Yesterday, in a much-trailed speech, Iain Duncan Smith made it clear that some claimants would be expected to spend 35 hours per week in a job centre. That means daily trips to job centres. As I said in the Assembly yesterday in questions to the First Minister, some of my constituents would have to spend more than half of their benefit on travel.
Of course, no-one should be allowed to claim benefit fraudulently. But it will be ordinary claimants who will be caught by this scheme. There aren't job centres in all communities, and that means bus or train journeys - bus journeys only in the Rhondda Fach - for most.
I am currently reading Gwyn Thomas's novel about the Rhondda in the 1930s, Sorrow for thy Sons, as part of my background research for this centenary celebration evening in the Park and Dare Theatre in Treorchy on October 24th . It was the first novel he wrote, though it wasn't published until after his death.

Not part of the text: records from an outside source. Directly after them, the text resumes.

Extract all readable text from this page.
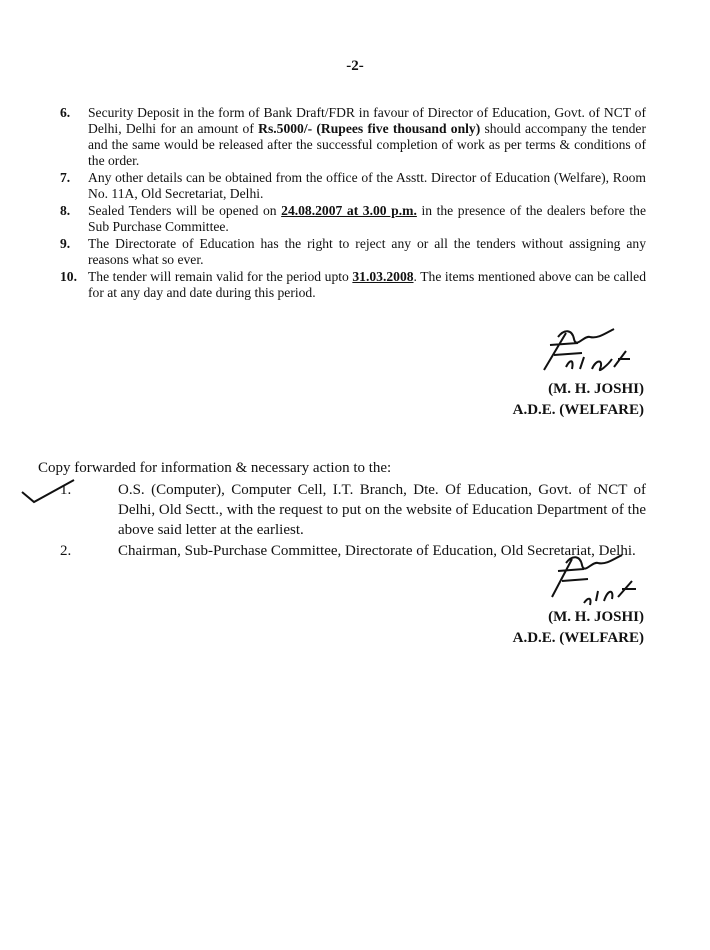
-2-
6.	Security Deposit in the form of Bank Draft/FDR in favour of Director of Education, Govt. of NCT of Delhi, Delhi for an amount of Rs.5000/- (Rupees five thousand only) should accompany the tender and the same would be released after the successful completion of work as per terms & conditions of the order.
7.	Any other details can be obtained from the office of the Asstt. Director of Education (Welfare), Room No. 11A, Old Secretariat, Delhi.
8.	Sealed Tenders will be opened on 24.08.2007 at 3.00 p.m. in the presence of the dealers before the Sub Purchase Committee.
9.	The Directorate of Education has the right to reject any or all the tenders without assigning any reasons what so ever.
10. The tender will remain valid for the period upto 31.03.2008. The items mentioned above can be called for at any day and date during this period.
(M. H. JOSHI)
A.D.E. (WELFARE)
Copy forwarded for information & necessary action to the:
1.	O.S. (Computer), Computer Cell, I.T. Branch, Dte. Of Education, Govt. of NCT of Delhi, Old Sectt., with the request to put on the website of Education Department of the above said letter at the earliest.
2.	Chairman, Sub-Purchase Committee, Directorate of Education, Old Secretariat, Delhi.
(M. H. JOSHI)
A.D.E. (WELFARE)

The following passages are particularly relevant today:
The Labour Exchange was a church hall....The vicar had not demurred when the government converted the hall into a Labour Exchange. Three thousand men, drawn from a two mile radius, signed there. The vicar said that this was the finest use to which the hall had ever been put.
If this latest IDS policy is implemented, then the UK government will need local Labour Exchangees again, if it is not to force those on benefit to spend their income on travel. Well, I suppose we have a few church halls, community centres and institutes that could be used. It's back to the Thirties folks, and no exaggeration.